Chris Christie continues to inflict even more damage to New Jersey's infrastructure as road repair work all over the state has stopped as a result of Christie and the legislature not being able to agree on the details of a hike in the gas tax. Over $3 billion in projects are being held up because the state's transportation fund that relies on the state's third lowest in the nation gas tax is virtually empty. In Princeton, drivers are having to deal with a single lane bridge and a major repair job on a critical connection to the Lincoln Tunnel in Hoboken has been held up. And the notoriously bad Jersey drivers are fuming - it is Bridgegate on a statewide scale. Of course, the delays in these projects will actually increase the costs to get this repair work done and if the impasse cannot be resolved by August, some projects may have to be delayed indefinitely. But the probability of resolving the dispute before then seems a little remote as Christie is spending his time working on the Trump campaign.

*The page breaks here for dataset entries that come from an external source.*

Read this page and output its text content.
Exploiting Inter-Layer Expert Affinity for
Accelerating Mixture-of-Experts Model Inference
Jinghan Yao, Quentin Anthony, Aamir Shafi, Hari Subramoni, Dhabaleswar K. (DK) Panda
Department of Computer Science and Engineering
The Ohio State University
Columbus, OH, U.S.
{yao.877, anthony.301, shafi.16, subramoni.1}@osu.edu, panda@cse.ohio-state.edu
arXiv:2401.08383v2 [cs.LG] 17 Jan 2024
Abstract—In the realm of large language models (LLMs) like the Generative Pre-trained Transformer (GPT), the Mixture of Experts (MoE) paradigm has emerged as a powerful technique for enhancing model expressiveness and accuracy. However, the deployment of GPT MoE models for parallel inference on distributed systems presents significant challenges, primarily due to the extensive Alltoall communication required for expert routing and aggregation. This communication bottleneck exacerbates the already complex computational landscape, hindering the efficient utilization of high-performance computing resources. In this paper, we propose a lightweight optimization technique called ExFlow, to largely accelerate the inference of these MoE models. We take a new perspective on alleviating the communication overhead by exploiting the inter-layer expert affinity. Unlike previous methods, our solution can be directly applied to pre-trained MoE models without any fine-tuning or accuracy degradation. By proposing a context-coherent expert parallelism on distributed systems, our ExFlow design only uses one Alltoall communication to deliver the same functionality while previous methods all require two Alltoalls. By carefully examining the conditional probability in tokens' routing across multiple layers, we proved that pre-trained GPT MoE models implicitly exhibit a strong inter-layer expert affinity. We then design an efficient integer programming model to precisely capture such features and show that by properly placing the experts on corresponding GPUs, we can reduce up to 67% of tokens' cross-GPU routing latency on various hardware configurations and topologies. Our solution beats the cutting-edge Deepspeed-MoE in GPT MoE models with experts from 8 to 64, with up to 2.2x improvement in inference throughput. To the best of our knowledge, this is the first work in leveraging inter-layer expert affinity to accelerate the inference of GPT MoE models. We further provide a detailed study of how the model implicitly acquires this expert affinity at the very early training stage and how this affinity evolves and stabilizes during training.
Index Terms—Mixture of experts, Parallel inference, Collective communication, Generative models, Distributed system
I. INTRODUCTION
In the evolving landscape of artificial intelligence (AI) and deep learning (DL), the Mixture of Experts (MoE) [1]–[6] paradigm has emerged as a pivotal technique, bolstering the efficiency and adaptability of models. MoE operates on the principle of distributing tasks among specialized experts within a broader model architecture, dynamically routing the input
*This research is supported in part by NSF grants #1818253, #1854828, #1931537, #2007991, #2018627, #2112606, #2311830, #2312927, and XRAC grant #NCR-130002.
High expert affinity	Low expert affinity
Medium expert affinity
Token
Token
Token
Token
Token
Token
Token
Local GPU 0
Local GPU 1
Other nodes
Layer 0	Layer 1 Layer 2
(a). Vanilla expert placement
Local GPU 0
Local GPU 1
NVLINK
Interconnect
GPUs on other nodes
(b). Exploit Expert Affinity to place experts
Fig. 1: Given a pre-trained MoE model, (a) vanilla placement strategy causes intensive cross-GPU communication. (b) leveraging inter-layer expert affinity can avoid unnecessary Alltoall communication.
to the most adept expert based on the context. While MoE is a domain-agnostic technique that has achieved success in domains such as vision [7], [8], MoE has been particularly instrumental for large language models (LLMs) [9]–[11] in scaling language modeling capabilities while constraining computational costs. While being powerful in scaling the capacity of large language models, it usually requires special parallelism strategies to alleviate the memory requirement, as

This crisis is in addition to Christie's even more disastrous decision early in his tenure to kill the $12.4 billion project to build a third tunnel between New Jersey and New York. The two existing tubes are over 100 years old and one tunnel that was hit especially hard by Hurricane Sandy may have to be shut down within the next couple of years due to its deterioration. The two tunnels carry virtually all train traffic from New Jersey to New York, operate at maximum capacity continually, and are continually subject to long delays whenever a problem arises. If Christie had approved the fully funded tunnel back in 2010 instead of killing it, it is possible that the new tunnel would have been operational by 2018 and it would have created over 200,000 jobs according to the GAO. But Christie claimed that New Jersey would have been on the hook for too much of the cost and decided against it, using the money save to work on other bridge and road projects in New Jersey.
Reality eventually set in and in early 2015 Christie finally endorsed building the third tunnel, over four years after killing it. Of course, the project no longer is funded and is now expected to take about a decade. And now, having used up all the previously allocated money for the tunnel on regular road repair and the state's low gas tax no longer adequately funding the repairs that need to be made, Christie once again finds himself having to somehow reverse course. It all would have been much easier to build the third tunnel and increase the gas tax way back in 2010, but that would have hurt Christie's conservative credentials that he needed in order to run his bust of a Presidential primary campaign.
Christie already has historically low poll numbers in New Jersey with only 26% (the traditional GOP hard core) approving and 62% disapproving of his performance. And they are not likely to get any better if one of the rail tunnels has to shut down for a few weeks for emergency repairs and drivers are stuck in the already horrendous traffic because road repair work has not been completed. One day, someday, I hope Republicans come to their senses and realize how important infrastructure is to the economic vitality of a region. Christie and New Jersey may end up learning that lesson the hard way.